As part of the settlement with investors, the board has expanded from three directors (two of whom were Shah and Agarwal) to seven, with three independents. Chief Operating Officer Nandini Ramani will run day-to-day operations while the company searches for a new CEO. The founders, as majority owners, will loom large over the process.
The new CEO’s top job will be to rebuild trust. The Wall Street Journal raised troubling questions about whether Outcome regularly overbilled and misled its customers, doubts that were further reinforced when investors sued Outcome for fraud, claiming it gave them falsified results, too. What’s not yet been resolved is whether the deception was the result of missteps or was intentional but limited to individual employees acting on their own.
“The biggest challenge is: You’ve got to keep your customers,” says Richard Edelman, CEO of Edelman, a public-relations firm that has a top crisis-communications practice. “Explain what happened, how it happened if, in fact, there was a breach of operations. And then say, ‘This is how we’re going to conduct business going forward and measure us by our work.’ There’s also the (CEO’s) personal connection with customers—going to see them.”
Outcome already has begun that process, enlisting an outside firm to automatically audit ad campaigns to verify customers are getting what they pay for. It also is auditing previous campaigns, though the company hasn’t said how long that will take to complete. “We have settled, or are in the process of settling, with customers” in any cases where there were shortfalls in meeting contractual commitments, the company says.
Some customers, such as drugmaker Bristol-Myers Squibb, stopped advertising with the company. Others are taking a wait-and-see approach, pending third-party audits of previous campaigns. The company won’t say how much business it has lost but says it also added new customers this year. “We’ve had customers renew and grow their spending,” Agarwal says.
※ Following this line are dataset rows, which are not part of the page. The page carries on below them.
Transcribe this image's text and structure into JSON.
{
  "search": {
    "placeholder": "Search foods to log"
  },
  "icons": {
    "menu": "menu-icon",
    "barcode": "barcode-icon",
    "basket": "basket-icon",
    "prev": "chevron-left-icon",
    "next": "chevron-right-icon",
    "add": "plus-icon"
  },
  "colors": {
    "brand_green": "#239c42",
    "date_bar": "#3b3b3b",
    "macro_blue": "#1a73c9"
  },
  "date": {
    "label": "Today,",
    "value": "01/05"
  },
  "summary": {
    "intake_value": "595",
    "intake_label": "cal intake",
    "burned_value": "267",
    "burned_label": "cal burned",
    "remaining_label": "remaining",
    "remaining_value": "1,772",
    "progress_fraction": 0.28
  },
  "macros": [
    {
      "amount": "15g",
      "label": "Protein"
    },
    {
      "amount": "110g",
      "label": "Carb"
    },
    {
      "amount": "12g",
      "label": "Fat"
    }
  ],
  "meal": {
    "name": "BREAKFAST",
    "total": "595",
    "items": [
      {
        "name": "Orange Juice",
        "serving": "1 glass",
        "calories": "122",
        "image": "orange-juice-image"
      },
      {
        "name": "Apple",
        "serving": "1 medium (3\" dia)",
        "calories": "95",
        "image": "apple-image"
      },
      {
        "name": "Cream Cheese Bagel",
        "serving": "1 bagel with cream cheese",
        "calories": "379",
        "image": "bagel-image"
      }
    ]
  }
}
There’s no way to know for sure who is spending and who isn’t, or how much of a hit Outcome’s revenue has taken. After cutting more than one-third of the staff, many outsiders assume the worst.
LEADING THE TROOPS
The other big challenge for Outcome is internal. Employees are rattled after a round of layoffs and buyouts that have claimed more than one-third of its workforce, as well as the departure of several high-profile executives, including former COO Vivek Kundra last summer and Chief Marketing Officer Katherine Calvert more recently. As it was preparing to raise money last year, Outcome recruited an impressive team from the top tier of tech, including Facebook, Salesforce and LinkedIn. Recruiting at this level is a sales job, and it’s a lot harder now for Outcome.
“They’ve retained talent and lost talent,” says Rona Borre, CEO of Instant Alliance, a Chicago-based recruiting firm that did an executive search for Outcome. “I think they’ve got some life left in them. It’s a nice little niche.”
The new CEO will have to be a cheerleader while also changing the culture, a delicate two-step. The company already has been scrambling to put in place new procedures and technology to prevent a repeat of the problems that have gotten it into trouble. That’s the easy part.
“Changing a culture is incredibly difficult,” says Nicholas Pearce, a professor at Northwestern University’s Kellogg School of Management who teaches leadership and organizations and also works as a consultant. “You can’t burn it all down, because it alienates people who are there. As a new CEO, you have to endear yourself enough to have the credibility to lead.”
That’s doubly hard at Outcome, whose founder was intensely focused on creating a culture that reflected his personality. The new CEO will have to take the good with the bad and figure out which is which. The company’s survival depends on it.